AA’nın haberine göre; Edirne İl Sağlık Müdürlüğü muhasebe biriminde çalışan 51 yaşındaki Öven, 22 yıl önce yakalandığı meme kanserini atlattıktan sonra geçen yıl akciğer kanseri olduğunu öğrendi.
Kanserle mücadelede her zaman moralini yüksek tutan Öven, ilaç tedavisi, radyoterapi ve kemoterapiyle akciğer kanseriyle mücadelesini kazandı. Öven, 22 yıl önce meme kanserine yakalandığını, ameliyat ve ilaç tedavisiyle sağlığına kavuştuğunu belirtti.

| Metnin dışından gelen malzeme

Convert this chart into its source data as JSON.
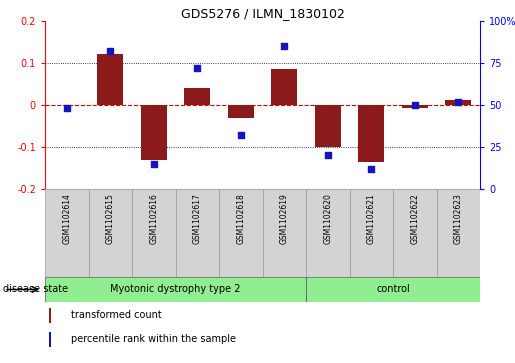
{
  "title": "GDS5276 / ILMN_1830102",
  "samples": [
    "GSM1102614",
    "GSM1102615",
    "GSM1102616",
    "GSM1102617",
    "GSM1102618",
    "GSM1102619",
    "GSM1102620",
    "GSM1102621",
    "GSM1102622",
    "GSM1102623"
  ],
  "transformed_count": [
    0.0,
    0.122,
    -0.13,
    0.04,
    -0.03,
    0.085,
    -0.1,
    -0.135,
    -0.008,
    0.012
  ],
  "percentile_rank": [
    48,
    82,
    15,
    72,
    32,
    85,
    20,
    12,
    50,
    52
  ],
  "ylim_left": [
    -0.2,
    0.2
  ],
  "ylim_right": [
    0,
    100
  ],
  "yticks_left": [
    -0.2,
    -0.1,
    0.0,
    0.1,
    0.2
  ],
  "yticks_right": [
    0,
    25,
    50,
    75,
    100
  ],
  "ytick_labels_right": [
    "0",
    "25",
    "50",
    "75",
    "100%"
  ],
  "bar_color": "#8B1A1A",
  "dot_color": "#1515BB",
  "zero_line_color": "#CC0000",
  "grid_color": "#000000",
  "disease_groups": [
    {
      "label": "Myotonic dystrophy type 2",
      "start": 0,
      "end": 6,
      "color": "#90EE90"
    },
    {
      "label": "control",
      "start": 6,
      "end": 10,
      "color": "#90EE90"
    }
  ],
  "legend_bar_label": "transformed count",
  "legend_dot_label": "percentile rank within the sample",
  "disease_state_label": "disease state",
  "background_color": "#FFFFFF",
  "plot_bg_color": "#FFFFFF",
  "label_box_color": "#D3D3D3",
  "label_box_edge": "#999999",
  "title_fontsize": 9,
  "tick_fontsize": 7,
  "sample_fontsize": 5.5,
  "ds_fontsize": 7,
  "legend_fontsize": 7
}
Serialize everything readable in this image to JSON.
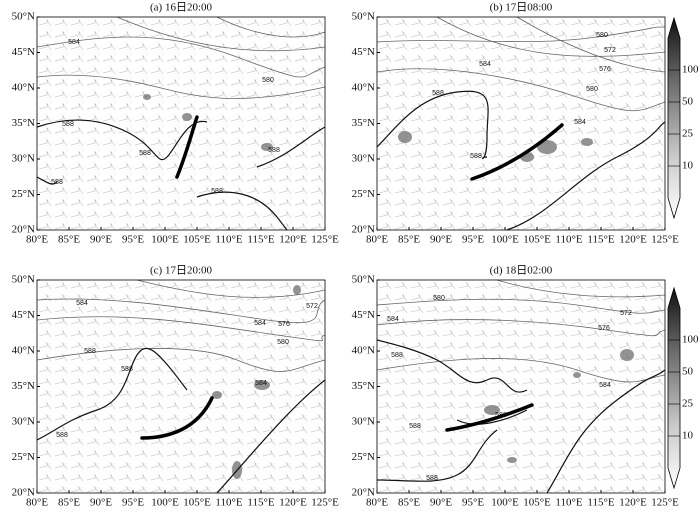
{
  "lat_labels": [
    "50°N",
    "45°N",
    "40°N",
    "35°N",
    "30°N",
    "25°N",
    "20°N"
  ],
  "lon_labels": [
    "80°E",
    "85°E",
    "90°E",
    "95°E",
    "100°E",
    "105°E",
    "110°E",
    "115°E",
    "120°E",
    "125°E"
  ],
  "panels": [
    {
      "title": "(a) 16日20:00",
      "contour_labels": [
        584,
        580,
        588,
        588,
        588,
        588,
        588
      ]
    },
    {
      "title": "(b) 17日08:00",
      "contour_labels": [
        580,
        572,
        584,
        576,
        580,
        588,
        584,
        588
      ]
    },
    {
      "title": "(c) 17日20:00",
      "contour_labels": [
        572,
        584,
        584,
        576,
        580,
        588,
        588,
        584,
        588
      ]
    },
    {
      "title": "(d) 18日02:00",
      "contour_labels": [
        580,
        572,
        584,
        576,
        588,
        584,
        588,
        588,
        588
      ]
    }
  ],
  "colorbar_ticks": [
    10,
    25,
    50,
    100
  ]
}
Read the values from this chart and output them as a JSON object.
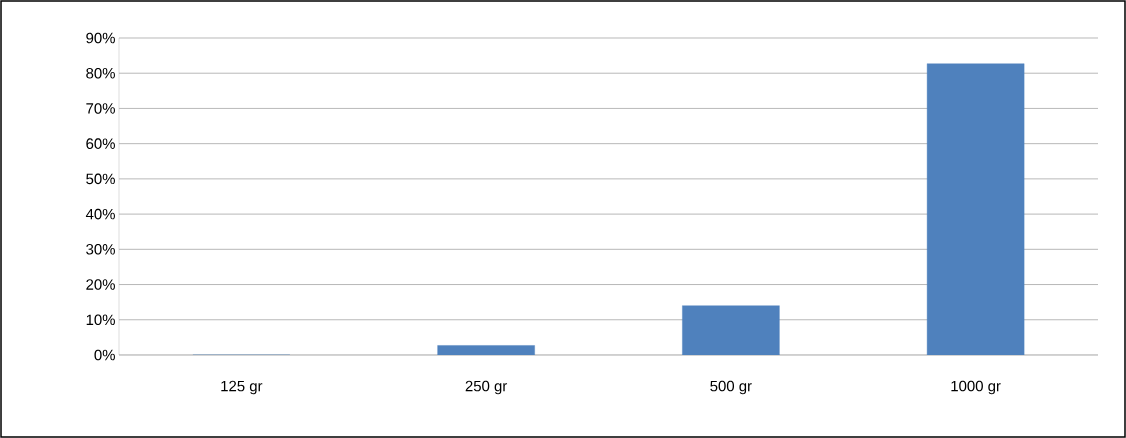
{
  "chart_data": {
    "type": "bar",
    "categories": [
      "125 gr",
      "250 gr",
      "500 gr",
      "1000 gr"
    ],
    "values": [
      0,
      2.7,
      14.0,
      82.7
    ],
    "color": "#4f81bd",
    "ylim": [
      0,
      90
    ],
    "yticks": [
      {
        "value": 0,
        "label": "0%"
      },
      {
        "value": 10,
        "label": "10%"
      },
      {
        "value": 20,
        "label": "20%"
      },
      {
        "value": 30,
        "label": "30%"
      },
      {
        "value": 40,
        "label": "40%"
      },
      {
        "value": 50,
        "label": "50%"
      },
      {
        "value": 60,
        "label": "60%"
      },
      {
        "value": 70,
        "label": "70%"
      },
      {
        "value": 80,
        "label": "80%"
      },
      {
        "value": 90,
        "label": "90%"
      }
    ],
    "grid": "y"
  }
}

Geçen yıl yaz aylarında kontrol için gittiği sağlık merkezinde akciğer kanseri teşhisiyle yüz yüze kaldığını anlatan Öven, “Hızlı bir tedavi süreci başladı. Şu anda stabil bir durumdayım, 3 aylık kontrollerim var. Sağlığıma kavuştuğum için mutluyum” sözlerini kullandı.
Öven, kanser hastalığına yakalanmanın dünyanın sonu olmadığını erken tanı, uygun tedavi ve yaşama olumlu bakarak şifa elde edilebildiğinin altını çizdi.
“İYİLEŞMEYE İNANMALI VE SAVAŞMALI”
Her iki kanser hastalığında da yılmadan mücadele ettiğini dile getiren Öven, şunları kaydetti:
“Kanserin adı dahi aslında korkutucu. Maalesef ölümü çağrıştırıyor. İlk başlarda benim için de çok zordu ancak sonrasında üzülmenin, ağlamanın, isyan etmenin faydası olmayacağını düşündüm. Bana faydası olan olumlu bakış açısı, pozitif bakış açısı, iyileşmeye inanmak ve savaşmak. Bunlar tedaviye en önemli destektir. Önemli olan hastanın kanser karşısındaki pozisyonu. 22 yıl önce doktorlarım ''iyileşmenin yüzde 50''si moraldir'' demişti. Bu hala aklımda. Ben akciğer kanserine yakalandığım zaman da bu anlayışla hareket edip, elimden geldiği kadar mücadele ettim. İki kez kanseri yendiğim için mutluyum. Geleceğe daha umutlu bakıyorum.”
Öven, çevresinde kanser teşhisi konmuş kişilerle konuşarak onlara destek vermeye çalıştığını da ifade etti.
Kanserin tedavi edilebilir bir hastalık olduğunun unutulmaması gerektiğine dikkati çeken Öven, “Onlara kendimden örnekler vererek yol göstermeye çalışıyorum. İyileşmenin yüzde 50''si moral, yüzde 50''si ilaç tedavisi. Moraliniz her zaman yüksek olmalı, bunu yapmak zor ama başka bir yolu yok. Negatif olmanın, üzülmenin bir faydası var mı diye düşünmek gerekli. Kar zarar hesabı yapmaları ve buna göre hareket etmeleri gerek” diye konuştu.